Hundreds of posts on a topic that apparently no one gives a fuck about. It is only the most important topic in the history of the world. The discovery, transmittal and use or misuse of information. What could be more important than that? At least that is what he told himself over and over again. What he failed to consider is that people take information for granted and they just don’t have any time. Who really gives a fuck and who has the fucking time? We are overloaded with information anyway. We are always taking shortcuts. Give me the most amount of information that I can use and do it in the shortest amount of time.
The attitude is don’t waste what is left of my life with your tedious, ponderous and ultimately pointless alleged insights. Nobody needs it. Just give them information in short bits and keep them amused.
Yet for some fucking reason, he kept writing post after post. Following blog posting best practice after best practice. After a while, he was writing his blog to please the alleged rules of search engine optimization that all of the so-called gurus and easy to use apps tell you to follow.

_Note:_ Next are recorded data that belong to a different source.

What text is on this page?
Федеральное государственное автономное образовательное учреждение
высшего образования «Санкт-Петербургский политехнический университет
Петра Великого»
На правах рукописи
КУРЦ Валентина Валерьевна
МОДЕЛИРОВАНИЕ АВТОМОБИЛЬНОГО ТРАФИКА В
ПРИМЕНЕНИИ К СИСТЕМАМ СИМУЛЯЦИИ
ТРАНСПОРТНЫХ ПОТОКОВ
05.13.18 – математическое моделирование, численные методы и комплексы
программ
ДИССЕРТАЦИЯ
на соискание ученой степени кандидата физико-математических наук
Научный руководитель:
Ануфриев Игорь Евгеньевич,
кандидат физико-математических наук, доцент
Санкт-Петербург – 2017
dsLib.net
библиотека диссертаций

But who was this blog for? IT people? Surely not. It is not what they do. Management people? Maybe but they tend to defer to technology people on technology issues. The blog was for himself mainly, but it was anything but therapeutic. It just made him more and more alienated from everything.

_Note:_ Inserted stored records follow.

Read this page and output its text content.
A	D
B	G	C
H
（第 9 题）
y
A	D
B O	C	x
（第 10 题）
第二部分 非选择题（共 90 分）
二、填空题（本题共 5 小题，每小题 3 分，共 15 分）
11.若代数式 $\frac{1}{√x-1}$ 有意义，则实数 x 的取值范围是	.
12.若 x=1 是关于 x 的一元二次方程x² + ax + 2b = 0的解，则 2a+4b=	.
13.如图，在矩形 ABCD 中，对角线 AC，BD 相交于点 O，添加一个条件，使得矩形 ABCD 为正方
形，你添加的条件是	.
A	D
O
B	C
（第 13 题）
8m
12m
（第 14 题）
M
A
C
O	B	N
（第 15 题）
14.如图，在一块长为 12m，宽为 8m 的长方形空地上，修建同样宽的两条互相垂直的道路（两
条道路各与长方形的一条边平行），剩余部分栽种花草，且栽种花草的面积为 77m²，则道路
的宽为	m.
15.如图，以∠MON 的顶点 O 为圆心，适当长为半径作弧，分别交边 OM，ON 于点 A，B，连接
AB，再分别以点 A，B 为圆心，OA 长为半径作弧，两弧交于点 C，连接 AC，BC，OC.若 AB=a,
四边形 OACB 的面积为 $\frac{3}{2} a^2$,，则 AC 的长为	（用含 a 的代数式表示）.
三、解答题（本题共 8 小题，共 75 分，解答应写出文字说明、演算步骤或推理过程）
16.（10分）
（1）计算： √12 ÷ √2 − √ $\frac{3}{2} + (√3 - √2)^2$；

It was so clear to him, but everyone else was lost in their own delusions. Yes, I can integrate 365 with Salesforce and I will be able to track every interaction with our customers and prospects. Every email. Every phone call. Every note to self. It will be so glorious, yet so pointless. What can you possibly do with all that information?
He knew the harsh reality. The value of the information is more limited than you think. Maybe you will sell more, maybe the customer relationship will be that much richer. But is that really enough? Is your understanding of your customers that much better. Does it justify the effort involved in collecting, storing, securing and archiving all that information.

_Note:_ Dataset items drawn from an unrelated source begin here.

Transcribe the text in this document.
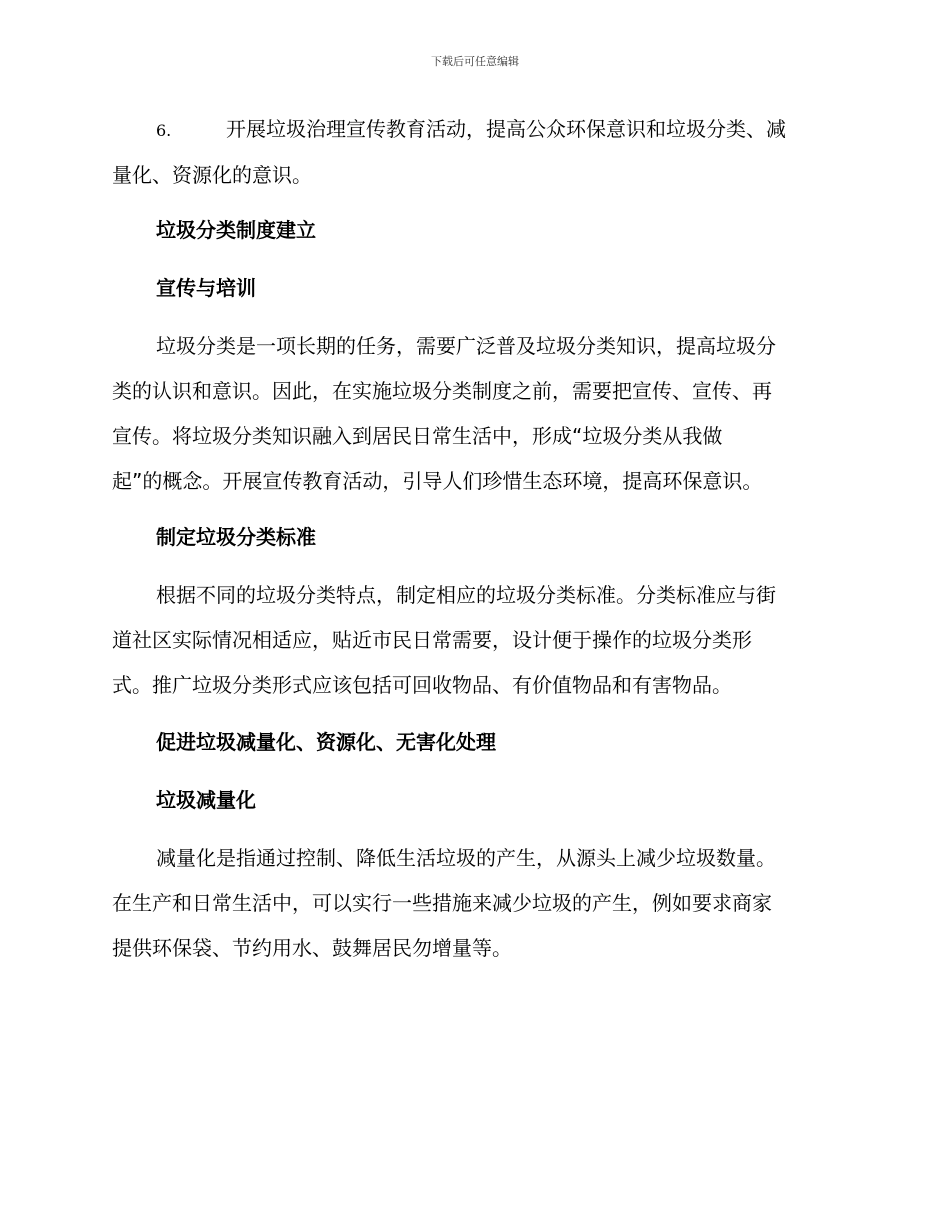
下载后可任意编辑

6.	开展垃圾治理宣传教育活动，提高公众环保意识和垃圾分类、减

量化、资源化的意识。

垃圾分类制度建立

宣传与培训

垃圾分类是一项长期的任务，需要广泛普及垃圾分类知识，提高垃圾分

类的认识和意识。因此，在实施垃圾分类制度之前，需要把宣传、宣传、再

宣传。将垃圾分类知识融入到居民日常生活中，形成“垃圾分类从我做

起”的概念。开展宣传教育活动，引导人们珍惜生态环境，提高环保意识。

制定垃圾分类标准

根据不同的垃圾分类特点，制定相应的垃圾分类标准。分类标准应与街

道社区实际情况相适应，贴近市民日常需要，设计便于操作的垃圾分类形

式。推广垃圾分类形式应该包括可回收物品、有价值物品和有害物品。

促进垃圾减量化、资源化、无害化处理

垃圾减量化

减量化是指通过控制、降低生活垃圾的产生，从源头上减少垃圾数量。

在生产和日常生活中，可以实行一些措施来减少垃圾的产生，例如要求商家

提供环保袋、节约用水、鼓舞居民勿增量等。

Even with all the information in that database, you still get things wrong. The information itself represents just a moment in time. You will still have misperceptions and miscommunications. That is the one thing that is guaranteed in a world of infinite information and infinite possibility. The infinite opportunity to screw up royally.
On the surface the cost of extra information is near zero, but the cost of dealing with extra information is hard to calculate.